蒼き騎士の伝説 第五巻                  
 
  第十三章 祭礼(3)  
             
 
 

 静寂の中、ユーリは白砂に深く足を沈ませた。ゆっくりと所定の位置に向う。審判を挟んで東にシャン国王、西にユーリ。夜の冷気を底に溜めこんだ砂が、一歩進む度に足裏を清め、全身を刺激する。身が一層、引き締まる。
 わさりと白装束の袂を翻し、審判が両腕を広げた。対面する位置で、ユーリとシャン国王が一礼をする。利き腕だけで剣を持ち、それを胸元で水平に寝かせる。正位と呼ばれる構えで、互いに睨み合う。
 審判の左手が下がり、右手が前に伸びた。遠く霞み見える山々にまで届くかのような声が、放たれる。
「始め!」
 その声が空を漂う間に、次の声が被さる。
「一手! ユーリ・ファン」
 一時の沈黙の後、どうっと歓声が起る。
 先手必勝とばかりに、ユーリは合図と共にミオウの懐に飛び込んだ。三本勝負の一本目。ここは相手の力量を測るため、慎重に探り合いながらの太刀合わせが常套であろうが。とにかく一本さえ取れば、キーナスの騎士としての面目は立つとユーリは考え、勝負に出た。
 構えた剣を後ろに引き、逆に体を前に出す。胴払いを目論み、ダッシュする。その動きに、シャン国王も即座に反応する。左足を内に寄せながら引き、右手にある剣を返す。正面から来るユーリに対し、体を斜めにして的を狭め、柄を上に、先を地に向けた剣で防御する。
 すっとユーリの体が、ミオウの右脇を過ぎた。狙いは最初からそこだった。一瞬で、背後を取る。並みの相手なら、後はその背を見据えつつ、空いている左の胴を打ち据えれば決まるであろう。しかしユーリは、とっさにそれでは駄目だと判断し、身を翻した。駆け抜けた勢いのまま、体をくるりと左回転させる。振り向き様に、ミオウの右胴を払う。後ろの敵に対処しようと、剣の盾がぶれることを見越して鋭く打ち込む。
「一手! ユーリ・ファン」
 ユーリは見事に一本を取った。しかし決まり手は、右の胴払いではなく左の胴払いであった。ユーリの読み、そして動きを正確に見切ったミオウが、同じようにくるりと身を返したのだ。剣を下段に構えた状態で、体を左回りに回転させる。打ち込んでくるユーリの剣の根元、朱色の篭手を下から掬い上げんと、剣先を返す。だが、ほんの少しの差で、ユーリの剣が先にミオウの胴を打ったのだ。

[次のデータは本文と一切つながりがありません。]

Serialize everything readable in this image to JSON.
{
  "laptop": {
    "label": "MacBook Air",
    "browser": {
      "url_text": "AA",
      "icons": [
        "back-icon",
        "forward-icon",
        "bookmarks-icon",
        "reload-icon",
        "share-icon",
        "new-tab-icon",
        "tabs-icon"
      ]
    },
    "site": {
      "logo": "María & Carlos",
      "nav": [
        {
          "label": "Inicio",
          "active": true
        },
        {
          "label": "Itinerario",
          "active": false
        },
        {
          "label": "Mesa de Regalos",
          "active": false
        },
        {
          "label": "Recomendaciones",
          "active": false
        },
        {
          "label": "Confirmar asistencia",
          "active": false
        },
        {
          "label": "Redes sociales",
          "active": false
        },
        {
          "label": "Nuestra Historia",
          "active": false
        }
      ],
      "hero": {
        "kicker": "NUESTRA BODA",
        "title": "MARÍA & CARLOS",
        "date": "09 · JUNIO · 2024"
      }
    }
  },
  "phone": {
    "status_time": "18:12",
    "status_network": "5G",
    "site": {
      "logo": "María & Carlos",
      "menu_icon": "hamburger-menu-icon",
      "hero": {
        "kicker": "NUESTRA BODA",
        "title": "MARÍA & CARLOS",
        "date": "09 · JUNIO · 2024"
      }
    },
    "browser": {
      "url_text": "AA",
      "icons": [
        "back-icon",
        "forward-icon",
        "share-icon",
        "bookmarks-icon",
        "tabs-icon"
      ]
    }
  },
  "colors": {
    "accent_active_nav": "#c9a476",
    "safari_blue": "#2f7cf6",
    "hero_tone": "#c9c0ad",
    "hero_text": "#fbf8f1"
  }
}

 果たして、その全てを見切った者が、何人いるのか。見物人のほとんどは、二人がまるで申し合わせたかのように、同時にひらりと半身を返しただけに見えたであろう。鳥のように、蝶のように、ある種、舞のように。白い内衣の袂をばさりとはためかせる様を、あっけにとられて眺めていたに違いない。
 危なかった。
 定位置に戻り、二本目に備えながらユーリは思った。
 やはり、かなりの腕だ。打ち合いになれば――。
 対面し、一礼をする。審判が先ほどと同じ動きで、ゆるゆると右手を前に伸ばす。
 加減することなどできない。
「始め!」
 軽くユーリが左にステップを踏む。一本目と同じ手は、もう通じない。間合いを取り、徐々に詰め、剣先を数度合わせたところで、今度は敵を逆に呼び込む。打ち込んできたその瞬間、再び胴払いが決まればよし、駄目ならそのまま相手に打たせる。強く踏み込んでの激しい打ち合いとなれば、お互い青痣は覚悟しなければならない。痣程度ならまだいいが、下手をすると、笑い事では済まぬ怪我を負う羽目になるかもしれない。負わすにしろ、負わされるにしろ、それは避けたい。
 つつっと、ユーリは斜め前方に歩みを進めた。左端の境界線から、一メートルほど残したところで足を止める。まるで鏡のように、ユーリの動きに合わせたミオウとの距離は、大きく五歩。相手の剣は、まだ遠い。
 ぴったりと剣先をミオウに向ける。右足を半歩前に出し、軽く仕掛ける。
 強い衝撃が剣を通し、腕を打った。互いの剣先が触れ合う位置まで、じりじりと間合いを詰めて行こうとした矢先、ミオウが飛び込んできた。一本目とはちょうど逆。無論、そうなる可能性も予期していた。ただそのスピードと力が、ユーリの予想を遥かに超えていたのだ。